Manuel de Azambuja Leite Pereira Jardim (6 November 1884, Montemor-o-Velho – 7 June 1923, Lisbon) was a Portuguese painter and art teacher.

== Biography ==
He was born to an aristocratically inclined bourgeois family from Coimbra and studied at the "Escola de Belas-Artes" (now part of the University of Lisbon) from 1903 to 1905, then went to Paris with Manuel Bentes and Eduardo Viana.

He studied at the Académie Julian with Jean-Paul Laurens, where he was influenced by the works of Eugène Carrière and Édouard Manet. In 1911, he had his first showing at the Salon with his painting "Le Déjeuner" (Breakfast). During this time, he also made trips to Germany, Italy and Spain. Upon returning, he held a major exhibition at the Salon d’Automne.

He went back to Portugal in 1914 and opened his own art school in Coimbra. While there, he joined with the architect José Pacheko in an effort to establish a "Sociedade Portuguesa de Arte Moderna", but was unsuccessful. In 1920, he was in Paris again, but remained for only a year and returned home after he was diagnosed with tuberculosis. He died two years later.

In addition to his painting, he provided illustrations for the magazines Contemporânea and Serões.

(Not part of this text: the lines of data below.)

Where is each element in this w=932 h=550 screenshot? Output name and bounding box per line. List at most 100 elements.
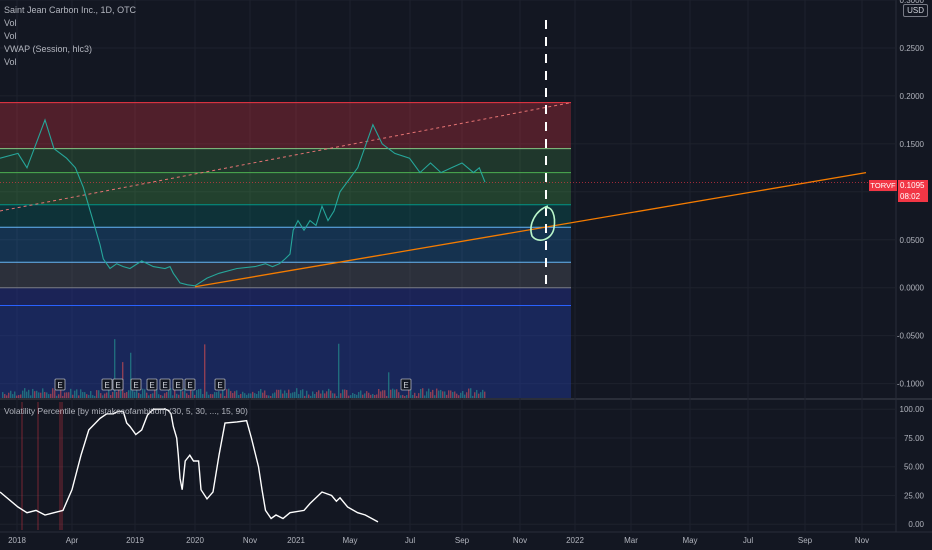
fib-zone [0, 227, 571, 263]
volume-bar [124, 392, 126, 398]
volume-bar [358, 392, 360, 398]
earnings-marker-box [130, 378, 142, 391]
volume-bar [22, 390, 24, 398]
oscillator-title[interactable]: Volatility Percentile [by mistakesofambi… [4, 406, 248, 416]
volume-bar [106, 392, 108, 398]
volume-bar [300, 390, 302, 398]
volume-bar [64, 392, 66, 398]
volume-bar [162, 395, 164, 398]
volume-bar [436, 388, 438, 398]
volume-bar [450, 390, 452, 398]
volume-bar [176, 393, 178, 398]
volume-bar [396, 389, 398, 398]
volume-bar [304, 395, 306, 398]
axes: 2018 Apr 2019 2020 Nov 2021 May Jul Sep Nov 2022 Ma… [8, 0, 924, 545]
volume-bar [168, 388, 170, 398]
volume-bar [336, 395, 338, 398]
symbol-title[interactable]: Saint Jean Carbon Inc., 1D, OTC [4, 5, 137, 15]
volume-bar [194, 394, 196, 398]
volume-bar [134, 391, 136, 398]
volume-bar [108, 388, 110, 398]
volume-bar [226, 389, 228, 398]
volume-bar [62, 395, 64, 398]
volume-bar [130, 352, 132, 398]
volume-bar [348, 395, 350, 398]
volume-bar [88, 394, 90, 398]
volume-bar [100, 393, 102, 398]
volume-bar [212, 394, 214, 398]
volume-bar [148, 395, 150, 398]
volume-bar [128, 390, 130, 398]
x-tick-label: Jul [405, 536, 415, 545]
volume-bar [116, 392, 118, 398]
fib-zone [0, 148, 571, 173]
volume-bar [94, 395, 96, 398]
legend-line-vol-3[interactable]: Vol [4, 57, 17, 67]
volume-bar [380, 391, 382, 398]
x-tick-label: Nov [243, 536, 257, 545]
earnings-marker-label: E [162, 381, 167, 390]
fib-zone-extended [0, 305, 571, 398]
volume-bar [478, 393, 480, 398]
earnings-marker-box [146, 378, 158, 391]
volume-bar [370, 394, 372, 398]
volume-bar [280, 389, 282, 398]
earnings-marker-box [214, 378, 226, 391]
volume-bar [338, 343, 340, 398]
volume-bar [80, 389, 82, 398]
earnings-marker-box [54, 378, 66, 391]
volume-bar [484, 391, 486, 398]
earnings-marker-label: E [175, 381, 180, 390]
earnings-marker-label: E [115, 381, 120, 390]
fib-zone [0, 287, 571, 306]
volume-bar [262, 392, 264, 398]
volume-bar [250, 393, 252, 398]
volume-bar [382, 390, 384, 398]
volume-bar [248, 393, 250, 398]
volume-bar [178, 394, 180, 398]
volume-bar [354, 393, 356, 398]
volume-bar [352, 392, 354, 398]
fib-zone [0, 204, 571, 228]
volume-bar [394, 389, 396, 398]
currency-badge[interactable]: USD [903, 4, 928, 17]
volume-bar [8, 392, 10, 398]
volume-bar [204, 344, 206, 398]
volume-bar [132, 390, 134, 398]
volume-bar [434, 395, 436, 398]
volume-bar [438, 390, 440, 398]
volume-bar [32, 388, 34, 398]
x-tick-label: Nov [513, 536, 527, 545]
volume-bar [318, 390, 320, 398]
volume-bar [366, 391, 368, 398]
volume-bar [420, 389, 422, 398]
volume-bar [446, 394, 448, 398]
legend-line-vol-2[interactable]: Vol [4, 31, 17, 41]
volume-bar [474, 392, 476, 398]
volume-bar [264, 390, 266, 398]
volume-bar [142, 388, 144, 398]
volume-bar [444, 391, 446, 398]
volume-bar [138, 392, 140, 398]
volume-bar [424, 395, 426, 398]
volume-bar [468, 388, 470, 398]
volume-bar [18, 395, 20, 398]
legend-line-vol-1[interactable]: Vol [4, 18, 17, 28]
volume-bar [210, 394, 212, 398]
osc-y-tick-label: 25.00 [904, 491, 925, 500]
volume-bar [50, 393, 52, 398]
volume-bar [448, 390, 450, 398]
y-tick-label: 0.0000 [900, 284, 925, 293]
volume-bar [334, 393, 336, 398]
volume-bar [286, 392, 288, 398]
volume-bar [340, 393, 342, 398]
volume-bar [10, 390, 12, 398]
x-tick-label: 2021 [287, 536, 305, 545]
volume-bar [12, 394, 14, 398]
volume-bar [150, 393, 152, 398]
legend-line-vwap[interactable]: VWAP (Session, hlc3) [4, 44, 93, 54]
volume-bar [422, 388, 424, 398]
volume-bar [270, 395, 272, 398]
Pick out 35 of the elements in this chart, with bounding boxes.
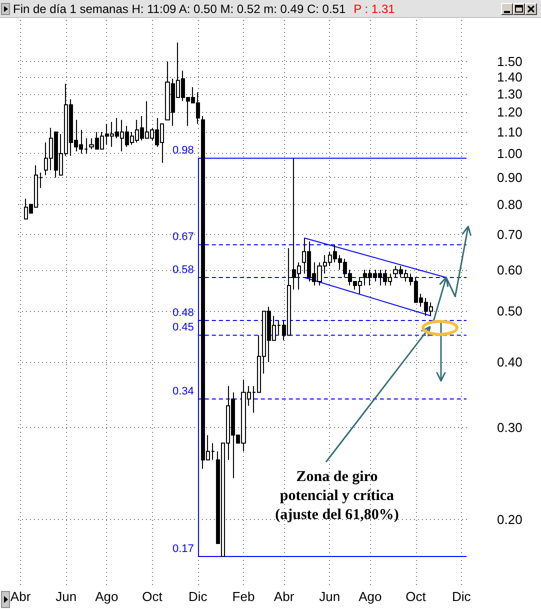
y-tick-label: 0.80 — [497, 196, 522, 212]
x-tick-label: Ago — [358, 589, 382, 604]
y-tick-label: 1.20 — [497, 104, 522, 120]
x-tick-label: Jun — [56, 589, 77, 604]
series-label: 0.45 — [172, 322, 194, 334]
x-tick-label: Oct — [142, 589, 163, 604]
y-tick-label: 1.50 — [497, 54, 522, 69]
series-label: 0.58 — [172, 264, 194, 276]
annotation: Zona de giro potencial y crítica (ajuste del 61,80%) — [274, 468, 400, 525]
y-tick-label: 0.50 — [497, 304, 522, 319]
x-tick-label: Dic — [452, 589, 472, 604]
x-tick-label: Jun — [319, 589, 340, 604]
x-tick-label: Oct — [406, 589, 426, 604]
y-tick-label: 1.30 — [497, 86, 522, 102]
y-tick-label: 0.30 — [497, 420, 522, 435]
chart-title: Fin de día 1 semanas H: 11:09 A: 0.50 M: 0.52 m: 0.49 C: 0.51 — [13, 2, 346, 16]
series-label: 0.98 — [172, 144, 194, 157]
x-tick-label: Feb — [232, 589, 255, 604]
series-label: 0.17 — [172, 543, 194, 556]
x-tick-label: Ago — [95, 589, 118, 604]
y-tick-label: 0.70 — [497, 227, 522, 242]
series-label: 0.34 — [172, 385, 194, 398]
y-tick-label: 0.20 — [497, 512, 522, 528]
y-tick-label: 0.40 — [497, 354, 522, 370]
y-tick-label: 0.60 — [497, 262, 522, 278]
series-label: 0.48 — [172, 307, 194, 320]
y-tick-label: 1.40 — [497, 70, 522, 85]
y-tick-label: 1.10 — [497, 124, 522, 140]
series-label: 0.67 — [172, 231, 194, 244]
y-tick-label: 0.90 — [497, 170, 522, 186]
x-tick-label: Dic — [188, 589, 208, 604]
y-tick-label: 1.00 — [497, 146, 522, 162]
chart-subtitle: P : 1.31 — [354, 2, 395, 16]
x-tick-label: Abr — [10, 589, 32, 604]
x-tick-label: Abr — [274, 589, 295, 604]
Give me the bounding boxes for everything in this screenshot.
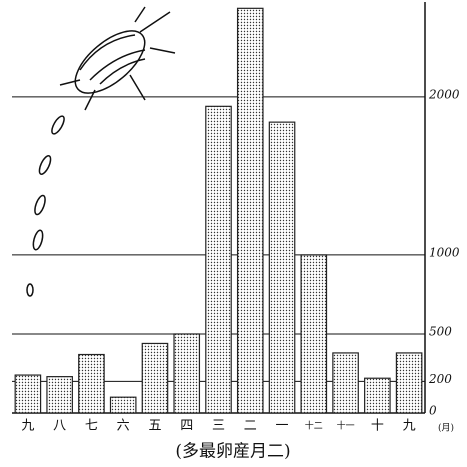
x-tick-label: 九 xyxy=(403,419,416,434)
x-tick-label: 十一 xyxy=(337,420,355,432)
x-tick-label: 九 xyxy=(21,419,34,434)
bar xyxy=(14,374,42,414)
x-tick-label: 六 xyxy=(117,419,130,434)
x-tick-label: 四 xyxy=(180,419,193,434)
bar xyxy=(46,376,73,414)
bar xyxy=(395,352,423,414)
bar xyxy=(364,377,391,414)
bar xyxy=(236,7,264,414)
chart-title: (多最卵産月二) xyxy=(175,442,290,462)
bar xyxy=(141,342,169,414)
x-tick-label: 八 xyxy=(53,419,66,434)
y-tick-label: 2000 xyxy=(428,87,460,101)
bar xyxy=(332,352,359,414)
bar xyxy=(268,121,296,414)
bar xyxy=(173,333,201,414)
bar xyxy=(109,396,137,414)
y-tick-label: 1000 xyxy=(429,245,460,259)
x-tick-label: 二 xyxy=(244,419,257,434)
bar xyxy=(78,353,105,414)
bar xyxy=(300,254,328,414)
x-tick-label: 三 xyxy=(212,419,225,434)
y-tick-label: 200 xyxy=(428,372,452,386)
x-unit: (月) xyxy=(438,423,454,434)
x-tick-label: 五 xyxy=(148,419,161,434)
bar xyxy=(205,105,232,414)
x-tick-label: 一 xyxy=(276,419,289,434)
y-tick-label: 500 xyxy=(429,324,452,338)
x-tick-label: 十 xyxy=(371,419,384,434)
x-tick-label: 十二 xyxy=(305,420,323,432)
beetle-illustration xyxy=(26,6,176,297)
x-tick-label: 七 xyxy=(85,419,98,434)
y-tick-label: 0 xyxy=(429,404,437,418)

In 1925, his friend Viana honored him with a major retrospective at the "Sociedade Nacional de Belas-Artes", along with works by Amadeo de Souza-Cardoso and Santa-Rita Pintor; two other painters who died young. Further exhibitions were held in 1974 and 2011. Most of his works have been in the possession of the Museu Nacional de Machado de Castro since 1952.